The decline of the public intellectual - the person of intellectual distinction who plays a significant role in public affairs - has often been commented on. Less noticed is the decline of the public editor. By that I mean a newspaper editor whose primary aspiration is to shape political opinion. He or she (though we are nearly always talking men here) is likely to have some public profile, probably as a columnist or broadcaster. He is also likely to have a background in political, economic or foreign journalism. But what matters most is that everybody knows his opinions. He has his political agenda and it shows in his paper.
Recent examples include Simon Jenkins (the Times), Andrew Neil (Sunday Times), Will Hutton (the Observer), Peregrine Worsthorne (the Sunday Telegraph), Max Hastings (the Daily Telegraph and the London Evening Standard), Charles Moore (the Sunday and Daily Telegraphs) and possibly Rosie Boycott (the two Independents and the Daily Express).
With the sacking of Dominic Lawson from the Sunday Telegraph, nearly all the public editors have gone. I doubt we shall see their like again. Lawson is a former Financial Times writer and Spectator editor. Many journalists and politicians said his paper was the best of the Sundays. They meant it was the most serious and political. Any news of the Conservative Party got front-page treatment. Christopher Booker had a whole weekly page to expose the iniquities of the EU. Page three of the news section - normally used by Sunday papers for a "lighter" read, often with a celebrity angle - was devoted to subjects such as foetal abduction, headlined: "I was drugged, cut open with a razor
and my baby was stolen from my womb".
Lawson's attempts to "lighten up" could be almost comically inept: at one time the editor of the Fortean Times, which specialises in monster sightings, alien abductions and psychic encounters, occupied a weekly half-page slot. And the less said about the Sunday Telegraph's pictures, the better.
Lawson's successor, Sarah Sands, is a former diary and features editor. She is also a columnist - nearly everybody is nowadays - who has sometimes expressed political views. But she has already told the Guardian: "I'm interested in politics . . . but I don't feel I'm part of it." Most current Fleet Street editors would probably say something similar. At the Guardian and Observer, Alan Rusbridger and Roger Alton are from features backgrounds, though the former was briefly a Washington correspondent. The Independent's Simon Kelner was a sports editor. The political views of all three are opaque.
Some will see all this as evidence of dumbing down. I don't - the Independent is hardly a dumb paper. Rather, it is evidence of the growing power of marketing departments: I suspect Lawson was fired because his paper was deemed unmarketable. And that, in turn, is evidence of the steep decline, among even the broadsheet-reading public, of interest in conventional politics.
Dr Rowan Williams, the Archbishop of Canterbury, kindly quoted this column, with implicit approval, in a speech on the media on 15 June.

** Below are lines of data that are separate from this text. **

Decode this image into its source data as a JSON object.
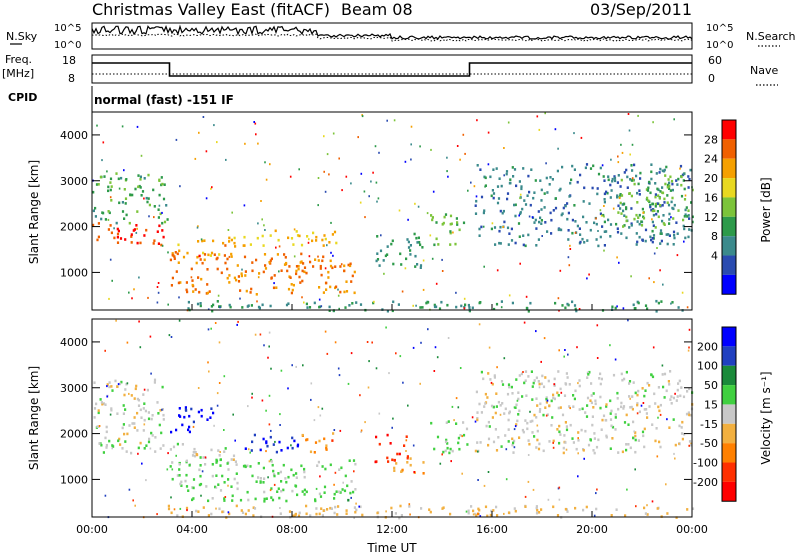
{
  "header": {
    "title": "Christmas Valley East (fitACF)",
    "beam": "Beam 08",
    "date": "03/Sep/2011"
  },
  "noise_panel": {
    "left_label": "N.Sky",
    "right_label": "N.Search",
    "y_ticks_left": [
      "10^5",
      "10^0"
    ],
    "y_ticks_right": [
      "10^5",
      "10^0"
    ]
  },
  "freq_panel": {
    "left_label_line1": "Freq.",
    "left_label_line2": "[MHz]",
    "right_label": "Nave",
    "y_ticks_left": [
      "18",
      "8"
    ],
    "y_ticks_right": [
      "60",
      "0"
    ],
    "freq_steps": [
      [
        0,
        16
      ],
      [
        3.1,
        9.5
      ],
      [
        15.1,
        16
      ],
      [
        24,
        16
      ]
    ]
  },
  "cpid": {
    "label": "CPID",
    "text": "normal (fast) -151 IF"
  },
  "power_panel": {
    "ylabel": "Slant Range [km]",
    "y_ticks": [
      "1000",
      "2000",
      "3000",
      "4000"
    ],
    "colorbar_label": "Power [dB]",
    "colorbar_ticks": [
      "4",
      "8",
      "12",
      "16",
      "20",
      "24",
      "28"
    ],
    "colors": [
      "#0000ff",
      "#2a4bb0",
      "#3b8a8c",
      "#2d9a4a",
      "#7cc43a",
      "#e8d820",
      "#f5a000",
      "#f06000",
      "#ff0000"
    ]
  },
  "velocity_panel": {
    "ylabel": "Slant Range [km]",
    "y_ticks": [
      "1000",
      "2000",
      "3000",
      "4000"
    ],
    "colorbar_label": "Velocity [m s⁻¹]",
    "colorbar_ticks": [
      "200",
      "100",
      "50",
      "15",
      "-15",
      "-50",
      "-100",
      "-200"
    ],
    "colors": [
      "#0000ff",
      "#2040c0",
      "#1a8a3a",
      "#40d040",
      "#c8c8c8",
      "#f2b040",
      "#ff8000",
      "#ff3000",
      "#ff0000"
    ]
  },
  "x_axis": {
    "label": "Time UT",
    "ticks": [
      "00:00",
      "04:00",
      "08:00",
      "12:00",
      "16:00",
      "20:00",
      "00:00"
    ]
  },
  "chart_data": [
    {
      "type": "heatmap",
      "title": "Christmas Valley East (fitACF)",
      "xlabel": "Time UT",
      "ylabel": "Slant Range [km]",
      "xlim": [
        0,
        24
      ],
      "ylim": [
        180,
        4500
      ],
      "colorbar": "Power [dB]",
      "clim": [
        0,
        30
      ],
      "regions": [
        {
          "t0": 0.0,
          "t1": 3.0,
          "r0": 1600,
          "r1": 2100,
          "value": 26
        },
        {
          "t0": 0.0,
          "t1": 3.0,
          "r0": 2100,
          "r1": 3200,
          "value": 12
        },
        {
          "t0": 3.1,
          "t1": 5.8,
          "r0": 1350,
          "r1": 1800,
          "value": 22
        },
        {
          "t0": 3.1,
          "t1": 10.5,
          "r0": 550,
          "r1": 1450,
          "value": 24
        },
        {
          "t0": 6.0,
          "t1": 9.8,
          "r0": 1600,
          "r1": 1950,
          "value": 20
        },
        {
          "t0": 11.3,
          "t1": 13.2,
          "r0": 1100,
          "r1": 1900,
          "value": 10
        },
        {
          "t0": 13.5,
          "t1": 15.0,
          "r0": 1600,
          "r1": 2300,
          "value": 14
        },
        {
          "t0": 15.3,
          "t1": 24.0,
          "r0": 1600,
          "r1": 3400,
          "value": 8
        },
        {
          "t0": 21.0,
          "t1": 24.0,
          "r0": 2000,
          "r1": 3200,
          "value": 14
        },
        {
          "t0": 3.0,
          "t1": 24.0,
          "r0": 180,
          "r1": 400,
          "value": 10
        }
      ]
    },
    {
      "type": "heatmap",
      "xlabel": "Time UT",
      "ylabel": "Slant Range [km]",
      "xlim": [
        0,
        24
      ],
      "ylim": [
        180,
        4500
      ],
      "colorbar": "Velocity [m s⁻¹]",
      "clim": [
        -250,
        250
      ],
      "regions": [
        {
          "t0": 0.0,
          "t1": 3.0,
          "r0": 1600,
          "r1": 3200,
          "value": 0
        },
        {
          "t0": 3.1,
          "t1": 5.0,
          "r0": 2050,
          "r1": 2600,
          "value": 220
        },
        {
          "t0": 3.1,
          "t1": 5.8,
          "r0": 1350,
          "r1": 1800,
          "value": 0
        },
        {
          "t0": 3.1,
          "t1": 10.5,
          "r0": 550,
          "r1": 1450,
          "value": 40
        },
        {
          "t0": 6.0,
          "t1": 8.2,
          "r0": 1600,
          "r1": 2000,
          "value": 180
        },
        {
          "t0": 8.2,
          "t1": 9.6,
          "r0": 1600,
          "r1": 2050,
          "value": -100
        },
        {
          "t0": 11.3,
          "t1": 12.6,
          "r0": 1400,
          "r1": 2000,
          "value": -200
        },
        {
          "t0": 12.0,
          "t1": 13.4,
          "r0": 1100,
          "r1": 1500,
          "value": -80
        },
        {
          "t0": 13.5,
          "t1": 15.0,
          "r0": 1600,
          "r1": 2300,
          "value": 40
        },
        {
          "t0": 15.3,
          "t1": 24.0,
          "r0": 1600,
          "r1": 3400,
          "value": 0
        },
        {
          "t0": 3.0,
          "t1": 24.0,
          "r0": 180,
          "r1": 450,
          "value": -40
        }
      ]
    }
  ]
}
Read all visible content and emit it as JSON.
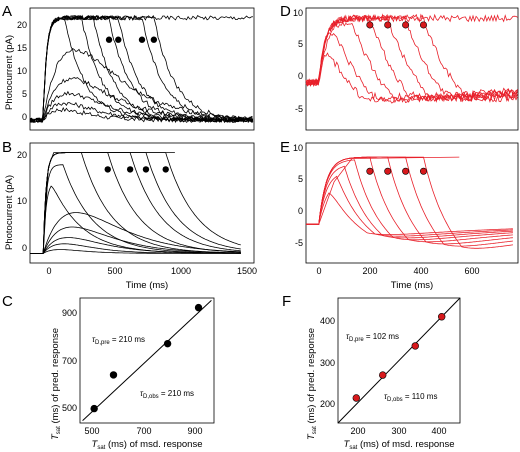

So I hope it will not seem churlish to disagree with his call for a more high-minded journalism that aims to "nurture public communication in a mature democracy".
I prefer Lord Beaverbrook's question to aspiring journalists: "Do you want to make mischief?" Mischief consists of embarrassing the powerful and challenging established wisdom wherever possible. You don't find much of it in American papers, which explains why they were so hopeless at questioning the Bush administration's policies after 9/11 and why internet bloggers and "shock jock" broadcasters have done so well in the US. British newspapers are better, but not mischievous enough. They may embarrass politicians, but politicians aren't so powerful any more.
Williams invites us to "consider situations in which the reporting for an uninstructed public of views or proposals during a period of difficult negotiation will undoubtedly skew or wreck the negotiating process". To which the only answer - ignoring the patrician "uninstructed" - is that it depends on what is being negotiated. Where the police request a news blackout on a kidnapping that involves a ransom demand, the papers nearly always agree. Where there are "difficult negotiations" over, say, a country's possession of WMDs, journalists will publish leaks.
It could be argued that to "skew or wreck" such negotiations is to risk death, destruction and war. Maybe. As we know from Iraq, neither side may be negotiating in good faith. Once journalists agree to "consider" their "responsibilities", they become censors and will lose public trust to a far greater degree than they already have.